The front door swings open, and I jump. “Hey, Charlie, what’s with all the cop cars?”
My brother, Chet, the only soul on the planet still allowed to call me Charlie. My cell has been lighting up with his messages all morning, and the truth is I’ve been expecting him. My brot
her is a needy guy, and he doesn’t take well to anybody ignoring him, least of all me.
I swipe my eyes with my sleeves, clear the tears from my throat. “In the kitchen.”
There’s the thump of him kicking the heavy door with a boot, the thuds of his soles echoing in the high atrium of the house as he heads straight for the back window. He presses his face to the glass, looking down the hill to where Micah and the others are trampling what’s left of the summer grass. “What’s going on? Did somebody get arrested or something?”
“No. Somebody died.”
His head whips around, his eyes bulging. “No shit. Like died, died?”
I nod, flipping on the water and rinsing out my bowl. “She washed up sometime last night.”
He glances back out the window, down the hill to the dock. “Popular spot.”
I don’t want to feel that little niggle of doubt, but it nudges me between the ribs anyway. One body under the dock is a tragedy. Two is a pattern. I tell myself that it is a coincidence, that Paul had nothing to do with either. He was in bed with me all last night, and he loved Katherine. Her death was an accident, one he mourns to this day.
And yet I still hear all Sam’s awful, horrible arguments, the words he said the night before I walked down the aisle to marry Paul. That former competitive swimmers don’t just sink to the bottom of the lake. That drowning is the hardest murder to prove. That one of the reasons Paul is so loaded is because he inherited all her wealth. I don’t know how much, but it’s got to be millions. Her family had even more money than Paul’s, and she got it all when they passed.
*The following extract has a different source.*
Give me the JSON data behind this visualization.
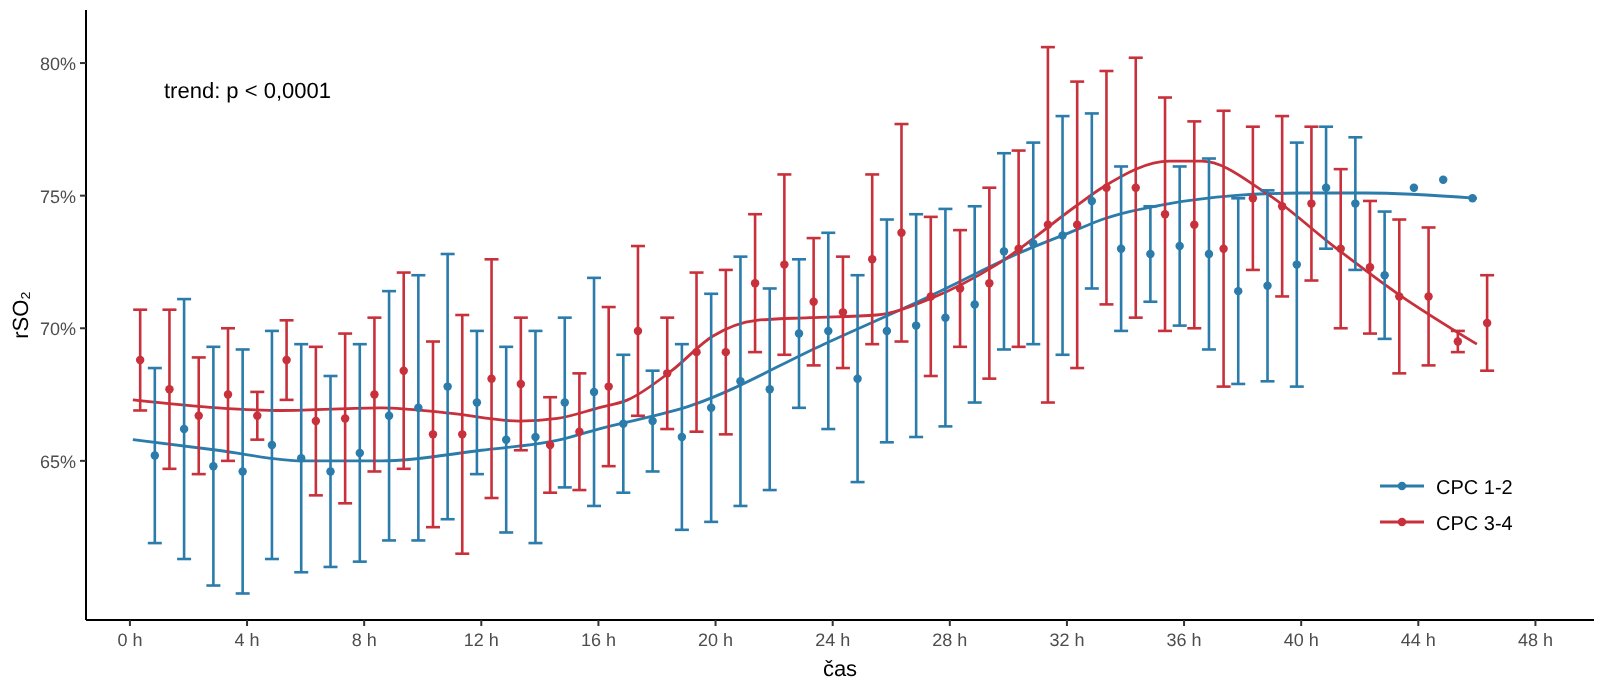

“Chet, stop. This is serious. They think she was murdered.”
“Seriously? Why? Who was she?”
“I don’t know. A tourist, I guess.”
He whistles between his teeth. “Talk about a crappy vacation.”
I smile despite myself, a particular talent of Chet’s. The other is the way his eyes, big and green and framed with a thick fringe of lashes, really open up his face, make it seem like he’s paying attention even when he’s not, which is pretty much the only reason he made it through school. His teachers liked him enough to let him squeak by with a C minus.